UK inflation rate fell to 0.9% in October

It was below the 1.1 per cent predicted by economists, who said sterling’s fall would push the number higher, reports The BBC.

But prices for goods leaving factories rose by 2.1 per cent, faster than expected and the biggest increase since April 2012.

Costs faced by producers for raw material and oil showed a record monthly jump in October, up by 4.6 per cent.

“After initially pushing up the prices of raw materials, the recent fall in the value of the pound is now starting to boost the price of goods leaving factories as well,” ONS statistician Mike Prestwood said.

“However, aside from fuel, there is no clear evidence that these pressures have so far fed through to the prices in shops,” he said.

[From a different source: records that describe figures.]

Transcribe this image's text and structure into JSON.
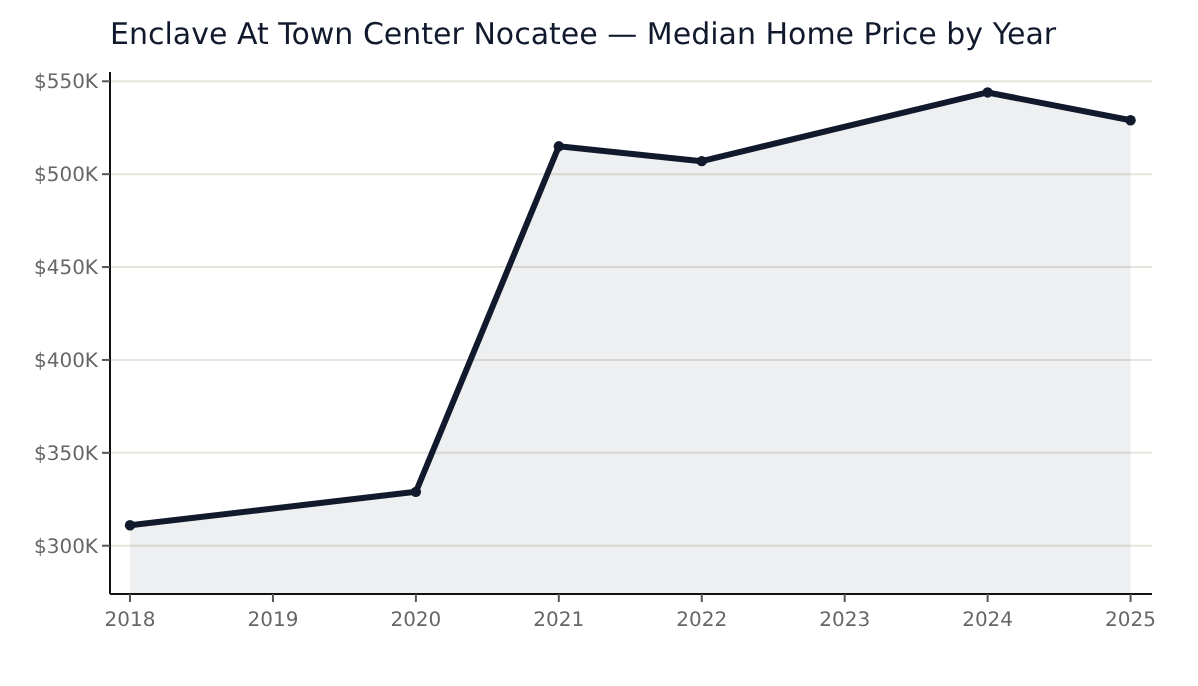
{
  "chart_data": {
    "type": "area",
    "title": "Enclave At Town Center Nocatee — Median Home Price by Year",
    "x": [
      2018,
      2020,
      2021,
      2022,
      2024,
      2025
    ],
    "series": [
      {
        "color": "#111a2c",
        "values": [
          311000,
          329000,
          515000,
          507000,
          544000,
          529000
        ]
      }
    ],
    "xlim": [
      2017.86,
      2025.15
    ],
    "xticks": [
      2018,
      2019,
      2020,
      2021,
      2022,
      2023,
      2024,
      2025
    ],
    "ylim": [
      274000,
      555000
    ],
    "yticks": [
      {
        "value": 300000,
        "label": "$300K"
      },
      {
        "value": 350000,
        "label": "$350K"
      },
      {
        "value": 400000,
        "label": "$400K"
      },
      {
        "value": 450000,
        "label": "$450K"
      },
      {
        "value": 500000,
        "label": "$500K"
      },
      {
        "value": 550000,
        "label": "$550K"
      }
    ],
    "grid": "y",
    "marker": "circle",
    "line_style": "solid"
  }
}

There is an expectation among economists that inflation is set to rise, fuelled by the fall in the value of sterling since the Brexit referendum in June, which pushed up the cost of imports.

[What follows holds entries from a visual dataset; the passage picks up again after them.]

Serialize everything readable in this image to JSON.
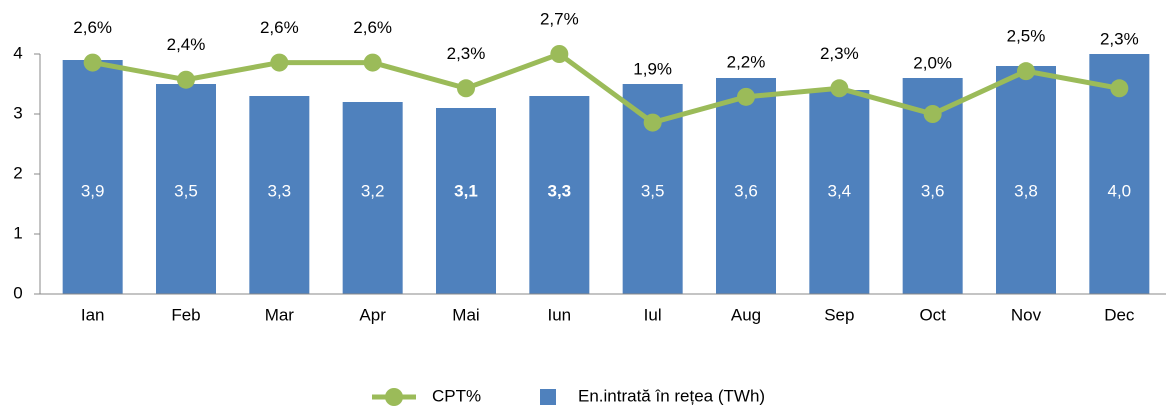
{
  "chart_data": {
    "type": "bar-line",
    "categories": [
      "Ian",
      "Feb",
      "Mar",
      "Apr",
      "Mai",
      "Iun",
      "Iul",
      "Aug",
      "Sep",
      "Oct",
      "Nov",
      "Dec"
    ],
    "series": [
      {
        "name": "En.intrată în rețea (TWh)",
        "type": "bar",
        "color": "#4f81bd",
        "values": [
          3.9,
          3.5,
          3.3,
          3.2,
          3.1,
          3.3,
          3.5,
          3.6,
          3.4,
          3.6,
          3.8,
          4.0
        ],
        "value_labels": [
          "3,9",
          "3,5",
          "3,3",
          "3,2",
          "3,1",
          "3,3",
          "3,5",
          "3,6",
          "3,4",
          "3,6",
          "3,8",
          "4,0"
        ]
      },
      {
        "name": "CPT%",
        "type": "line",
        "axis": "y2",
        "color": "#9bbb59",
        "values": [
          2.6,
          2.4,
          2.6,
          2.6,
          2.3,
          2.7,
          1.9,
          2.2,
          2.3,
          2.0,
          2.5,
          2.3
        ],
        "value_labels": [
          "2,6%",
          "2,4%",
          "2,6%",
          "2,6%",
          "2,3%",
          "2,7%",
          "1,9%",
          "2,2%",
          "2,3%",
          "2,0%",
          "2,5%",
          "2,3%"
        ]
      }
    ],
    "ylim": [
      0,
      4
    ],
    "yticks": [
      0,
      1,
      2,
      3,
      4
    ],
    "y2lim": [
      -0.1,
      2.7
    ]
  }
}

Earlier this month, the Bank of England forecast that inflation would rise to about 2.7 per cent by this time next year.

The pound has fallen about 16 per cent against the dollar and about 11 per cent against the euro since June.

UK inflation has been below the Bank of England’s 2 per cent target for nearly three years. Last year it was zero, the lowest since comparable records began in 1950.

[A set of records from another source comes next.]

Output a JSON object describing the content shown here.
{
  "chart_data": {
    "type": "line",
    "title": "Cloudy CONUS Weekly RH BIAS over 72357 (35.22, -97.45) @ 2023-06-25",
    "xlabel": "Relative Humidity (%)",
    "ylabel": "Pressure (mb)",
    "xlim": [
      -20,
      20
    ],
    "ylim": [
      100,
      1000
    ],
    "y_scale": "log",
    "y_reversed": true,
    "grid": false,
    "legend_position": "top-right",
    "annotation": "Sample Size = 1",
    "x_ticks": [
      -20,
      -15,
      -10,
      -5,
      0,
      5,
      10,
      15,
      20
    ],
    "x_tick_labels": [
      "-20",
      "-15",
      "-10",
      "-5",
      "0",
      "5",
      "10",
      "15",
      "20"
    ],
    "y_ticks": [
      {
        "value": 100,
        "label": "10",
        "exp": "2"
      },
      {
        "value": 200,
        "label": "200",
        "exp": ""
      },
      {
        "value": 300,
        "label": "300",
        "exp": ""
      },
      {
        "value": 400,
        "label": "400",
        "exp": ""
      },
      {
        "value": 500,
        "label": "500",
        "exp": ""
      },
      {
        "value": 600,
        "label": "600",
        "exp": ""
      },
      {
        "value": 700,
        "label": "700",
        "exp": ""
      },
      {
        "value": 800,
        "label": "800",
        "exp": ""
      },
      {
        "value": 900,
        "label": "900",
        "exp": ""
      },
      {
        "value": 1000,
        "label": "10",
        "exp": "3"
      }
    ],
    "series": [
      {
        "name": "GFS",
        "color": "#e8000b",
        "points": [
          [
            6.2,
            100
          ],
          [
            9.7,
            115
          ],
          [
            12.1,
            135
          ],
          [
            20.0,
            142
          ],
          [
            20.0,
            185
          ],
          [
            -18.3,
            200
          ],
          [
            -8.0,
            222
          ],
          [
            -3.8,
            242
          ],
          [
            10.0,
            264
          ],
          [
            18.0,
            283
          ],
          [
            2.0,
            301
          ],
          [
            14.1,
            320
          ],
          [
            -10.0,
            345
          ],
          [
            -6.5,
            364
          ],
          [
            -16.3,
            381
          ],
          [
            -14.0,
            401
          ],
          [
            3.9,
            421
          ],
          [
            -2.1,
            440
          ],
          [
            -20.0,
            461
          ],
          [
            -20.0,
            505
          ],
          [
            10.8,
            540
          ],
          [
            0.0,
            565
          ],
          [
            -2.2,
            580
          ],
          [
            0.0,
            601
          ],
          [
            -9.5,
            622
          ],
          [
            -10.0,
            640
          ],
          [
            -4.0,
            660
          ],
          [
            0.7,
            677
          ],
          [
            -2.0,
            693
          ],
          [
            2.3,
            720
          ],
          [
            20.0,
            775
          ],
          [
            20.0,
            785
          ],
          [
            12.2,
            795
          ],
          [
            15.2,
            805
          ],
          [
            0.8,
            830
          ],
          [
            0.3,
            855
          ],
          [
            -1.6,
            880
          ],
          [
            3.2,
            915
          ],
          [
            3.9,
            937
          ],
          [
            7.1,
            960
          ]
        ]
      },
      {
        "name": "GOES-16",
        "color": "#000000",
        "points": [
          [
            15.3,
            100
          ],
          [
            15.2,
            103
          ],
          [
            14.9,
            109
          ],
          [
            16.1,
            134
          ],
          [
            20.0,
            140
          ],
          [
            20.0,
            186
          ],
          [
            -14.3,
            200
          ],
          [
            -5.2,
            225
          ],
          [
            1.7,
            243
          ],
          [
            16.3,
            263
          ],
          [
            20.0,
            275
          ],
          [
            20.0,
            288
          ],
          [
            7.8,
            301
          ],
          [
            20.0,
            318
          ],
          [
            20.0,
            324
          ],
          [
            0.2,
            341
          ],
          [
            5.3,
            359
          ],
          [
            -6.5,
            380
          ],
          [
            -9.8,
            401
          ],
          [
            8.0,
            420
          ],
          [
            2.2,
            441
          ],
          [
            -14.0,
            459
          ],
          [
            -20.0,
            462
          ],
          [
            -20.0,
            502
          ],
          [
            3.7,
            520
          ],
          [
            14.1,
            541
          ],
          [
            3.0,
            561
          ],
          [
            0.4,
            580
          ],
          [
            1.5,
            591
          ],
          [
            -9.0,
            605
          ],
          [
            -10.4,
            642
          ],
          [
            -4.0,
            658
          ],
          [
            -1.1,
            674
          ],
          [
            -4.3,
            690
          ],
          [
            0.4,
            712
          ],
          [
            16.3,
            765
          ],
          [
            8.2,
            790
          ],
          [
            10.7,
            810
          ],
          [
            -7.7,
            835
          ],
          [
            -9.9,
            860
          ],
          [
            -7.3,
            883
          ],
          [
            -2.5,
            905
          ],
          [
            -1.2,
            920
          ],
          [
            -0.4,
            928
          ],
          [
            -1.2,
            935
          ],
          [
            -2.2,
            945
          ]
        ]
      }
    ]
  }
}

The Retail Prices Index (RPI) – a separate measure of inflation, which includes housing costs – was 2 per cent in October, unchanged from September, the ONS said.

Chris Williamson, chief economist at IHS Markit said that despite October’s CPI fall, the trend over the coming months would be upwards as rising factory costs feed through to consumers.

“It’s therefore likely to be only a matter of time before price hikes in retailers’ supply chains start feeding through to the customer, as retailers seek to protect margins,” he said.

“The concern is that consumers are driving the economy at the moment, and higher inflation is starting to eat into people’s spending power, subduing consumer spending.”

Earlier this month, the ONS announced that from March 2017, there would be a new measure of inflation that would include the cost of owning a home.